On the other hand, they write:
[S]enior government leaders should be held to the highest standards. The defendant’s extensive government service should have made him particularly aware of the harm caused by providing false information to the government, as well as the rules governing work performed on behalf of a foreign government.
There were three distinct areas he lied: His paid work for Russian state media, his lobbying work for Turkey (which may or may not have involved an unacceptable plan to kidnap the cleric and remove him to Turkey, bypassing the legal system)and his meetings with Russian diplomat Sergei Kisylak.
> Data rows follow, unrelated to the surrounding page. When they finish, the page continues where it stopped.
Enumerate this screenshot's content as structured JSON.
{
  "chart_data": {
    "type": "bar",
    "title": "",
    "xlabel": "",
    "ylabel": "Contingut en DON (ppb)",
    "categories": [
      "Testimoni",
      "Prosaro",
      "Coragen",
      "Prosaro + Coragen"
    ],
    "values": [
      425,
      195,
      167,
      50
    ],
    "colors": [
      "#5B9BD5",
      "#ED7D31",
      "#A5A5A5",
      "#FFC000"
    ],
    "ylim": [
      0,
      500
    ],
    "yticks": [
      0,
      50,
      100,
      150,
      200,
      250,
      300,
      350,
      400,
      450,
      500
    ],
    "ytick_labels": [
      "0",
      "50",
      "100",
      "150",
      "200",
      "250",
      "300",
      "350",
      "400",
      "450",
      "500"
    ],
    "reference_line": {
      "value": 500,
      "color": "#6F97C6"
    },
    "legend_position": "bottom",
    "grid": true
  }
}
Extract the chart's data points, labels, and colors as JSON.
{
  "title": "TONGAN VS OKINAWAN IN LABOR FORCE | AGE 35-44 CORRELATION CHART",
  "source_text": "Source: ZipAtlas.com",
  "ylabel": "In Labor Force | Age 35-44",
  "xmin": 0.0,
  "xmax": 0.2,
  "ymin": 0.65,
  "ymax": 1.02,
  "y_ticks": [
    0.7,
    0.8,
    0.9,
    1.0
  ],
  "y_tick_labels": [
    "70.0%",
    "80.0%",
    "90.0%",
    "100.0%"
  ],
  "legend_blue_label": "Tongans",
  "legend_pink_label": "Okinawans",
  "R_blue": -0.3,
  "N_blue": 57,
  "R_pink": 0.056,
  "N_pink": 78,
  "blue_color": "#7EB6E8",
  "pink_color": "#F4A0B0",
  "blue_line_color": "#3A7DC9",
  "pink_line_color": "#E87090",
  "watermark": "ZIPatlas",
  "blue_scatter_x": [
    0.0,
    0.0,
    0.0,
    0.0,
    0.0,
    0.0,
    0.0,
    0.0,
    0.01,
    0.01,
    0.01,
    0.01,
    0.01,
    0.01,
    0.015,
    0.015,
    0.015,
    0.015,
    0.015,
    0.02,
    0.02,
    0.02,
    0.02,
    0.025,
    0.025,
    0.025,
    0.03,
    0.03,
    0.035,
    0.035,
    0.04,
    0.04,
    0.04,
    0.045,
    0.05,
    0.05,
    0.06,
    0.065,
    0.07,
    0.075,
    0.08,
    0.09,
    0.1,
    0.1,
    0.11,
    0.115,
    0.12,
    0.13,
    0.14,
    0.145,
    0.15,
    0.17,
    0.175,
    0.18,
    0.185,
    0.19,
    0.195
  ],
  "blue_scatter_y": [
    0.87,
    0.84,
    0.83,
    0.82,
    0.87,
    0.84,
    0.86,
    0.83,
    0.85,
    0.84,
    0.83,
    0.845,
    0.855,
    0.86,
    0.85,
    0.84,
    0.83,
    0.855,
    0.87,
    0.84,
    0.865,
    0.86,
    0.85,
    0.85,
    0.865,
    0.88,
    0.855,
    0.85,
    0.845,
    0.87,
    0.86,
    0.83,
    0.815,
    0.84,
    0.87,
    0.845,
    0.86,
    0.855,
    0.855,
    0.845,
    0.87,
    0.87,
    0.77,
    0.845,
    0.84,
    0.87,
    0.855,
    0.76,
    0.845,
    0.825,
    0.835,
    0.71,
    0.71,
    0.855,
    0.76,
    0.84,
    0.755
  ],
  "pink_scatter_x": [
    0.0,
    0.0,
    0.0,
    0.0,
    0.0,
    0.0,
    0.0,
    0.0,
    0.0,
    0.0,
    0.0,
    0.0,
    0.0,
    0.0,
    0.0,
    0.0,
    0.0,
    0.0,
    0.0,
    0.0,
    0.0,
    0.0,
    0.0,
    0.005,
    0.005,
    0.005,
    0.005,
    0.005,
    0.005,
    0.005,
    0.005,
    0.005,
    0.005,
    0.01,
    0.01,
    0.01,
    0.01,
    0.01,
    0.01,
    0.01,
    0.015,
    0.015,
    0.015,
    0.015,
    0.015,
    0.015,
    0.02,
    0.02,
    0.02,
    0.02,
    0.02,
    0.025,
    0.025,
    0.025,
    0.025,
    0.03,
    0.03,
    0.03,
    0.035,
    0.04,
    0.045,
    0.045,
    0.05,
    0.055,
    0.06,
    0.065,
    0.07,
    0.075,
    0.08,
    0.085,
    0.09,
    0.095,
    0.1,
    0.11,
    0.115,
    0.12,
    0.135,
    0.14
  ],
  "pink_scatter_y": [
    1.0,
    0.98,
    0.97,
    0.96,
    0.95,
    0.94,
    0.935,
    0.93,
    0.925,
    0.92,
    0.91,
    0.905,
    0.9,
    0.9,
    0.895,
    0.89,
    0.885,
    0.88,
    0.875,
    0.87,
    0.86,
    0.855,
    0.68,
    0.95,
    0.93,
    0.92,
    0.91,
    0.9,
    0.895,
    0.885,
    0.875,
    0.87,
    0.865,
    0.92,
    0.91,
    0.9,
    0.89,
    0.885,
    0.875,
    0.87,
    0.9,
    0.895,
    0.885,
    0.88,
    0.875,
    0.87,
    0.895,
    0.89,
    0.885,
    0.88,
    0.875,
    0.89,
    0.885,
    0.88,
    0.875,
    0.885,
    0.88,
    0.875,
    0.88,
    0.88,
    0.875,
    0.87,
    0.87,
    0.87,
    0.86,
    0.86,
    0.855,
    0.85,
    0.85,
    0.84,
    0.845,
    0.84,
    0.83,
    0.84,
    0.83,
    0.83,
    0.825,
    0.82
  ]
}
The New York Times had this helpful graphic.
The Flynn sentencing memo certainly has a different tone than the memo the Government filed for George Papadopoulos, whose sentencing guideline range was also 0 to 6 months. Team Mueller asked for "some incarceration" for him and he got 14 days. (He whined all the way to the prison door,threatening to withdraw his plea, asking for delays, sending his wife to appear on Fox News to plead his case on TV).
It's not too often a U.S. general gets sentenced for committing a crime. The last one I remember is General Petraeus, who pleaded guilty to a misdemeanor count of unauthorized removal and retention of classified information and was sentenced to two years probation. He also lied about the disclosure when questioned by the DOD about it.
Mueller isn't saying exactly what Flynn did that was valuable, only that he may not be done investigating what Flynn told him.